Mit eitler Nostalgie hat das aber nichts das geringste zu tun, denn Agata erlebt nicht nur vom Zeitpunkt ihrer Ankunft an die Kälte und Leere der Gegenwart; es schleichen sich bei ihren Ausflügen in die Gegend andere Erinnerungen ein, die sie bereitwillig aufblühen läßt, an Faschismus und Krieg, Gewalt, Unmenschlichkeit und Grausamkeit, mit denen sie beim Besuch einer Ausstellung von Folterinstrumenten und des „Denkmals der 42 Märtyrer von Fondotoce“ konfrontiert wird, die sich in harmlos beginnenden und sich rapide intensivierenden Episoden verbinden mit dem Schrecklichen der Gegenwart, dem Flüchtlingselend, dem bis zum Mord reichenden Haß und der Verachtung, mit denen nicht nur die Menschen in Italien Einwanderern begegnen, was Agata in einer besonders beeindruckenden Szene erlebt, als ein afrikanischer Straßenhändler „scherzweise“ von jungen Burschen aus der Stadt gehetzt wird und sich in den See flüchtet. „Er bewegte lediglich die Arme, um an der Oberfläche zu bleiben, eine undeutliche Gestalt, die sich mit den Wellen auf- und abbewegte.
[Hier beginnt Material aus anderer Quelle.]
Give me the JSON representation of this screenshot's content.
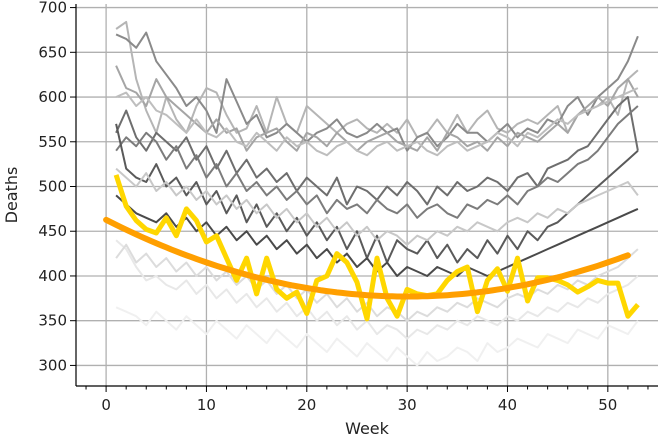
{
  "chart_data": {
    "type": "line",
    "title": "",
    "xlabel": "Week",
    "ylabel": "Deaths",
    "xlim": [
      -3,
      55
    ],
    "ylim": [
      277,
      704
    ],
    "xticks": [
      0,
      10,
      20,
      30,
      40,
      50
    ],
    "yticks": [
      300,
      350,
      400,
      450,
      500,
      550,
      600,
      650,
      700
    ],
    "grid": true,
    "legend": "none",
    "series": [
      {
        "color": "#b5b5b5",
        "values": [
          676,
          684,
          620,
          585,
          560,
          600,
          575,
          560,
          590,
          610,
          605,
          580,
          560,
          565,
          590,
          560,
          600,
          570,
          560,
          590,
          580,
          570,
          560,
          570,
          575,
          565,
          560,
          570,
          560,
          575,
          555,
          560,
          575,
          560,
          580,
          560,
          575,
          585,
          565,
          560,
          570,
          575,
          570,
          580,
          590,
          560,
          580,
          585,
          590,
          600,
          580,
          620,
          630
        ]
      },
      {
        "color": "#8a8a8a",
        "values": [
          670,
          665,
          655,
          672,
          640,
          625,
          610,
          590,
          600,
          585,
          560,
          620,
          595,
          570,
          580,
          555,
          560,
          570,
          560,
          550,
          560,
          565,
          575,
          560,
          555,
          560,
          570,
          560,
          565,
          540,
          555,
          560,
          545,
          555,
          570,
          560,
          560,
          550,
          560,
          570,
          555,
          565,
          560,
          575,
          570,
          590,
          600,
          580,
          600,
          610,
          620,
          640,
          668
        ]
      },
      {
        "color": "#a5a5a5",
        "values": [
          635,
          610,
          605,
          590,
          620,
          600,
          590,
          580,
          570,
          560,
          575,
          560,
          565,
          540,
          555,
          560,
          565,
          550,
          540,
          560,
          555,
          545,
          560,
          550,
          540,
          550,
          555,
          560,
          550,
          545,
          540,
          555,
          540,
          560,
          555,
          545,
          550,
          540,
          555,
          545,
          560,
          555,
          550,
          560,
          570,
          560,
          580,
          590,
          600,
          590,
          610,
          620,
          600
        ]
      },
      {
        "color": "#bebebe",
        "values": [
          600,
          605,
          590,
          600,
          585,
          580,
          570,
          560,
          575,
          560,
          555,
          565,
          550,
          545,
          560,
          550,
          540,
          555,
          545,
          550,
          540,
          535,
          545,
          550,
          540,
          535,
          545,
          550,
          540,
          545,
          550,
          540,
          535,
          545,
          550,
          540,
          545,
          550,
          560,
          555,
          545,
          560,
          555,
          565,
          575,
          570,
          580,
          585,
          590,
          595,
          600,
          605,
          610
        ]
      },
      {
        "color": "#6e6e6e",
        "values": [
          560,
          585,
          555,
          540,
          560,
          550,
          540,
          555,
          530,
          545,
          520,
          540,
          515,
          530,
          510,
          520,
          505,
          515,
          495,
          510,
          500,
          490,
          510,
          480,
          500,
          495,
          485,
          500,
          490,
          505,
          495,
          480,
          500,
          490,
          505,
          495,
          500,
          510,
          505,
          495,
          510,
          515,
          500,
          520,
          525,
          530,
          540,
          545,
          560,
          575,
          590,
          600,
          540
        ]
      },
      {
        "color": "#7c7c7c",
        "values": [
          540,
          555,
          545,
          560,
          550,
          530,
          545,
          520,
          535,
          510,
          525,
          500,
          515,
          495,
          505,
          490,
          500,
          485,
          495,
          480,
          490,
          470,
          485,
          475,
          480,
          470,
          485,
          475,
          470,
          480,
          465,
          475,
          480,
          470,
          465,
          480,
          475,
          485,
          480,
          490,
          480,
          495,
          500,
          510,
          505,
          515,
          525,
          530,
          540,
          555,
          570,
          580,
          590
        ]
      },
      {
        "color": "#5a5a5a",
        "values": [
          570,
          520,
          510,
          505,
          525,
          500,
          510,
          490,
          505,
          480,
          495,
          470,
          490,
          460,
          480,
          455,
          470,
          450,
          465,
          445,
          460,
          440,
          455,
          430,
          450,
          420,
          445,
          415,
          440,
          430,
          425,
          440,
          420,
          435,
          415,
          430,
          420,
          440,
          425,
          445,
          430,
          450,
          440,
          455,
          460,
          470,
          480,
          490,
          500,
          510,
          520,
          530,
          540
        ]
      },
      {
        "color": "#4a4a4a",
        "values": [
          490,
          480,
          470,
          465,
          460,
          470,
          455,
          465,
          450,
          460,
          445,
          455,
          440,
          450,
          435,
          445,
          430,
          440,
          425,
          435,
          420,
          430,
          415,
          425,
          410,
          420,
          405,
          415,
          400,
          410,
          405,
          400,
          410,
          405,
          400,
          410,
          405,
          400,
          405,
          410,
          415,
          420,
          425,
          430,
          435,
          440,
          445,
          450,
          455,
          460,
          465,
          470,
          475
        ]
      },
      {
        "color": "#e8e8e8",
        "values": [
          440,
          430,
          410,
          395,
          400,
          390,
          385,
          395,
          380,
          390,
          375,
          385,
          370,
          380,
          365,
          375,
          360,
          370,
          355,
          365,
          350,
          360,
          345,
          355,
          340,
          350,
          335,
          345,
          340,
          330,
          340,
          335,
          345,
          340,
          350,
          345,
          355,
          350,
          345,
          355,
          350,
          360,
          355,
          365,
          360,
          370,
          365,
          375,
          370,
          380,
          385,
          390,
          400
        ]
      },
      {
        "color": "#f0f0f0",
        "values": [
          365,
          360,
          355,
          345,
          360,
          350,
          340,
          355,
          345,
          335,
          350,
          340,
          330,
          345,
          335,
          325,
          340,
          330,
          320,
          335,
          325,
          315,
          330,
          320,
          310,
          325,
          315,
          305,
          320,
          310,
          300,
          315,
          305,
          310,
          320,
          315,
          305,
          325,
          315,
          320,
          330,
          325,
          320,
          335,
          330,
          325,
          340,
          335,
          330,
          345,
          340,
          335,
          350
        ]
      },
      {
        "color": "#dcdcdc",
        "values": [
          420,
          435,
          415,
          425,
          410,
          420,
          405,
          415,
          400,
          410,
          395,
          405,
          390,
          400,
          385,
          395,
          380,
          390,
          375,
          385,
          370,
          380,
          365,
          375,
          360,
          370,
          355,
          365,
          360,
          350,
          360,
          355,
          365,
          360,
          370,
          365,
          375,
          370,
          365,
          375,
          380,
          375,
          385,
          380,
          390,
          385,
          395,
          390,
          400,
          405,
          410,
          420,
          430
        ]
      },
      {
        "color": "#c8c8c8",
        "values": [
          520,
          510,
          500,
          515,
          495,
          505,
          490,
          500,
          485,
          495,
          480,
          490,
          475,
          485,
          470,
          480,
          465,
          475,
          460,
          470,
          455,
          465,
          450,
          460,
          445,
          455,
          440,
          450,
          445,
          435,
          445,
          440,
          450,
          445,
          455,
          450,
          460,
          455,
          450,
          460,
          465,
          460,
          470,
          465,
          475,
          470,
          480,
          485,
          490,
          495,
          500,
          505,
          490
        ]
      }
    ],
    "highlight": {
      "color": "#ffd700",
      "values": [
        513,
        478,
        462,
        452,
        448,
        465,
        445,
        475,
        462,
        438,
        445,
        420,
        395,
        420,
        380,
        420,
        385,
        375,
        382,
        358,
        395,
        400,
        425,
        415,
        393,
        352,
        420,
        375,
        355,
        385,
        380,
        378,
        380,
        395,
        405,
        410,
        360,
        395,
        408,
        383,
        420,
        372,
        398,
        398,
        395,
        390,
        382,
        388,
        395,
        392,
        392,
        355,
        368
      ]
    },
    "trend": {
      "color": "#ff9f00",
      "a": 0.0953,
      "vertex": 30,
      "min": 377
    }
  }
}
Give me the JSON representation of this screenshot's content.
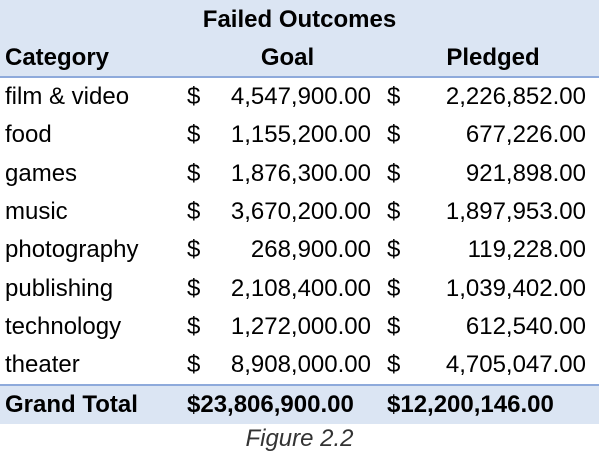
{
  "title": "Failed Outcomes",
  "headers": {
    "category": "Category",
    "goal": "Goal",
    "pledged": "Pledged"
  },
  "currency_symbol": "$",
  "rows": [
    {
      "category": "film & video",
      "goal": "4,547,900.00",
      "pledged": "2,226,852.00"
    },
    {
      "category": "food",
      "goal": "1,155,200.00",
      "pledged": "677,226.00"
    },
    {
      "category": "games",
      "goal": "1,876,300.00",
      "pledged": "921,898.00"
    },
    {
      "category": "music",
      "goal": "3,670,200.00",
      "pledged": "1,897,953.00"
    },
    {
      "category": "photography",
      "goal": "268,900.00",
      "pledged": "119,228.00"
    },
    {
      "category": "publishing",
      "goal": "2,108,400.00",
      "pledged": "1,039,402.00"
    },
    {
      "category": "technology",
      "goal": "1,272,000.00",
      "pledged": "612,540.00"
    },
    {
      "category": "theater",
      "goal": "8,908,000.00",
      "pledged": "4,705,047.00"
    }
  ],
  "total": {
    "label": "Grand Total",
    "goal": "$23,806,900.00",
    "pledged": "$12,200,146.00"
  },
  "caption": "Figure 2.2",
  "colors": {
    "header_fill": "#dbe5f3",
    "rule": "#8eaadb"
  }
}
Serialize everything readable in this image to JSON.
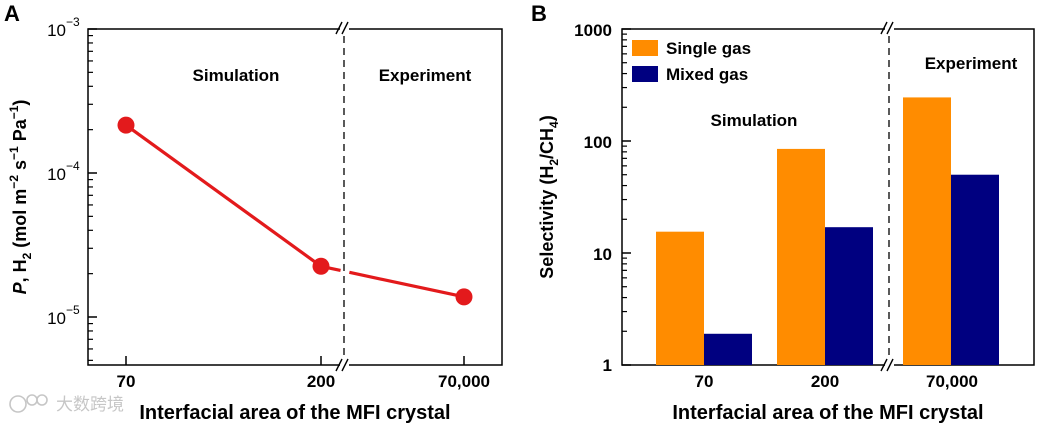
{
  "chart_data": [
    {
      "panel": "A",
      "type": "line",
      "scale_y": "log",
      "ylim": [
        1e-05,
        0.001
      ],
      "y_ticks": [
        {
          "value": 0.001,
          "base": "10",
          "exp": "−3"
        },
        {
          "value": 0.0001,
          "base": "10",
          "exp": "−4"
        },
        {
          "value": 1e-05,
          "base": "10",
          "exp": "−5"
        }
      ],
      "categories": [
        "70",
        "200",
        "70,000"
      ],
      "values": [
        0.000215,
        2.25e-05,
        1.38e-05
      ],
      "xlabel": "Interfacial area of the MFI crystal",
      "ylabel_parts": [
        "P",
        ", H",
        "2",
        " (mol m",
        "−2",
        " s",
        "−1",
        " Pa",
        "−1",
        ")"
      ],
      "regions": [
        "Simulation",
        "Experiment"
      ],
      "axis_break": true,
      "color": "#e31a1c"
    },
    {
      "panel": "B",
      "type": "bar",
      "scale_y": "log",
      "ylim": [
        1,
        1000
      ],
      "y_ticks": [
        "1",
        "10",
        "100",
        "1000"
      ],
      "categories": [
        "70",
        "200",
        "70,000"
      ],
      "series": [
        {
          "name": "Single gas",
          "values": [
            15.5,
            85,
            245
          ],
          "color": "#ff8c00"
        },
        {
          "name": "Mixed gas",
          "values": [
            1.9,
            17,
            50
          ],
          "color": "#000080"
        }
      ],
      "xlabel": "Interfacial area of the MFI crystal",
      "ylabel_parts": [
        "Selectivity (H",
        "2",
        "/CH",
        "4",
        ")"
      ],
      "regions": [
        "Simulation",
        "Experiment"
      ],
      "axis_break": true,
      "legend_position": "top-left"
    }
  ],
  "watermark": "大数跨境"
}
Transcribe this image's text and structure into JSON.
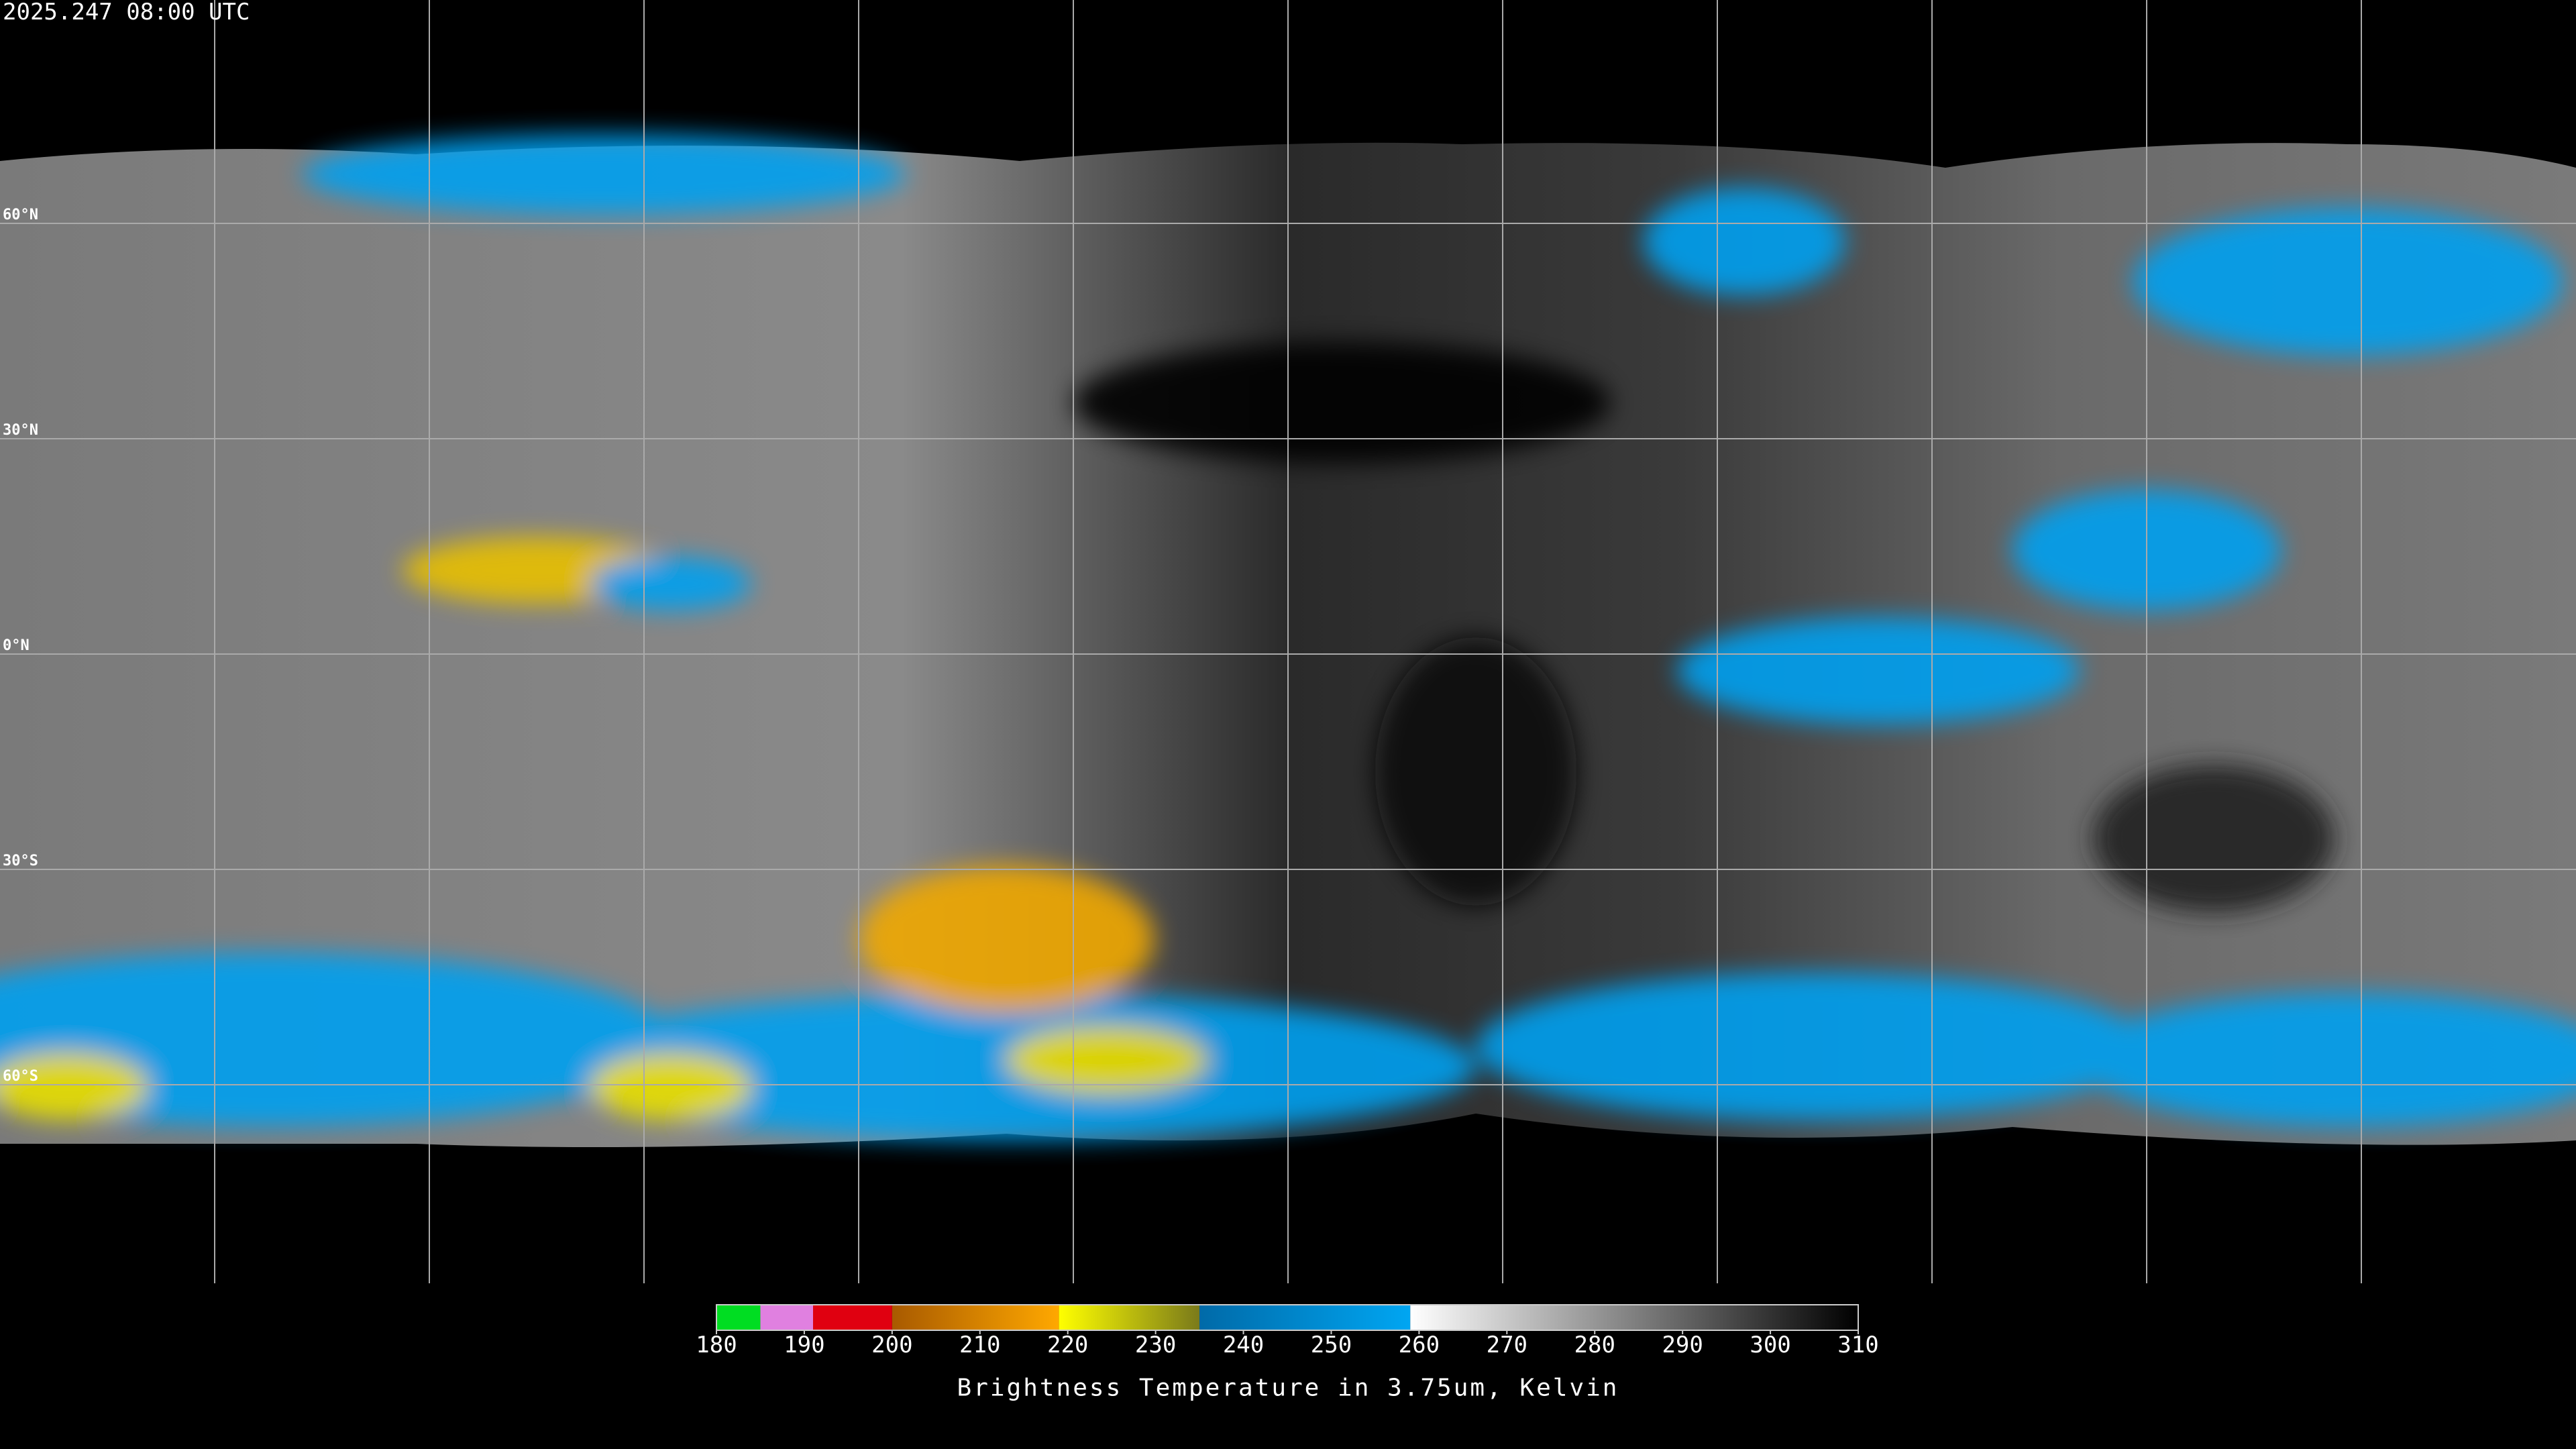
{
  "header": {
    "timestamp": "2025.247 08:00 UTC"
  },
  "map": {
    "lat_labels": [
      "60°N",
      "30°N",
      "0°N",
      "30°S",
      "60°S"
    ]
  },
  "colorbar": {
    "range": [
      180,
      310
    ],
    "ticks": [
      180,
      190,
      200,
      210,
      220,
      230,
      240,
      250,
      260,
      270,
      280,
      290,
      300,
      310
    ],
    "label": "Brightness Temperature in 3.75um, Kelvin",
    "segments": [
      {
        "from": 180,
        "to": 185,
        "color": "#00dd22"
      },
      {
        "from": 185,
        "to": 191,
        "color": "#e080e0"
      },
      {
        "from": 191,
        "to": 200,
        "color": "#e00010"
      },
      {
        "from": 200,
        "to": 219,
        "color": "#a85a00",
        "color_end": "#ffa800"
      },
      {
        "from": 219,
        "to": 235,
        "color": "#ffff00",
        "color_end": "#7a7a1a"
      },
      {
        "from": 235,
        "to": 259,
        "color": "#006aa8",
        "color_end": "#00a6f2"
      },
      {
        "from": 259,
        "to": 310,
        "color": "#ffffff",
        "color_end": "#000000"
      }
    ]
  }
}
Agata fragte sich, was er wohl sah, was er dort draußen im Dunkeln fühlte, mit den Lichtern der Ortschaft vor sich und den Leuten, die ihn wie von einer Tribüne aus anstarrten. Was ging durch diesen Kopf eines Einwanderers, eines Heimatlosen? Ein schwarzer Junge, der von weit her gekommen war, aus einem warmen Land Afrikas, allein in eine kalte Bergregion im Norden, ausgestoßen aus der Welt, ohne jede Zugehörigkeit, der Zuflucht suchte im eisigen Wasser eines Sees, um der Gewalt zu entgehen.“

Es ist eine der wenigen Passagen des Buchs, deren Symbolik so eindeutig ist, die unmittelbar anrühren (oder erschrecken), aber selbst hier wird kein Pathos spürbar, nur Bedeutung, die sich wiederfindet in Agatas Gesprächen mit der jungen Silvana, die sie bei ihren Ausflügen begleitet, woraus sich eine spürbare, nie definierte Freundschaft entwickelt, die ihr von den so individuellen wie typischen Problemen mit ihrem Mann berichtet, in anderen Begegnungen, Beobachtungen, einem tödlichen Unfall, der „Hinrichtung“ eines Vogels, einem Diebstahl, der Suche nach einem vergrabenen Kindheitsschatz, einer unangenehmen Episode im Haus einer Verwandten, auch und vor allem in dem Brief, den Agata an ihre Familie schreibt und von dem wir wörtlich nichts erfahren, nur wie er seine Bedeutung ändert: Zunächst scheint es, als könnte sie nichts von dem beschreiben und mitteilen, was sie erlebt. „Und auf einmal geschah etwas. Sie erkannte ihren eigenen Brief fast nicht wieder. Es war ihre Schrift, doch hatte sie einen anderen Text vor sich, hatte den Eindruck, Sätze zu lesen, die jemand anders geschrieben hatte. Während des Lesens entdeckte sie, daß in ihrem Brief viel mehr steckte, als sie festgehalten zu haben glaubte. (…) Was sie als nicht greifbar empfunden hatte, hatte eine Form bekommen. Was sie zu sagen versucht und dann abgebrochen hatte, stand da. Es war, als wären die Worte, die auf diesen Blättern standen, gereift und hätten sich im Laufe der Tage mit Sinn gefüllt.“

Das ist das Geheimnis nicht nur des Briefs, sondern des ganzen Buchs, das ein stilles, kleines, unauffälliges ist, aber als eines der schönsten, beeindruckendsten und wiederlesenswertesten im Gedächtnis bleibt, die der Autor dieser Zeilen in den letzten Jahren gelesen hat.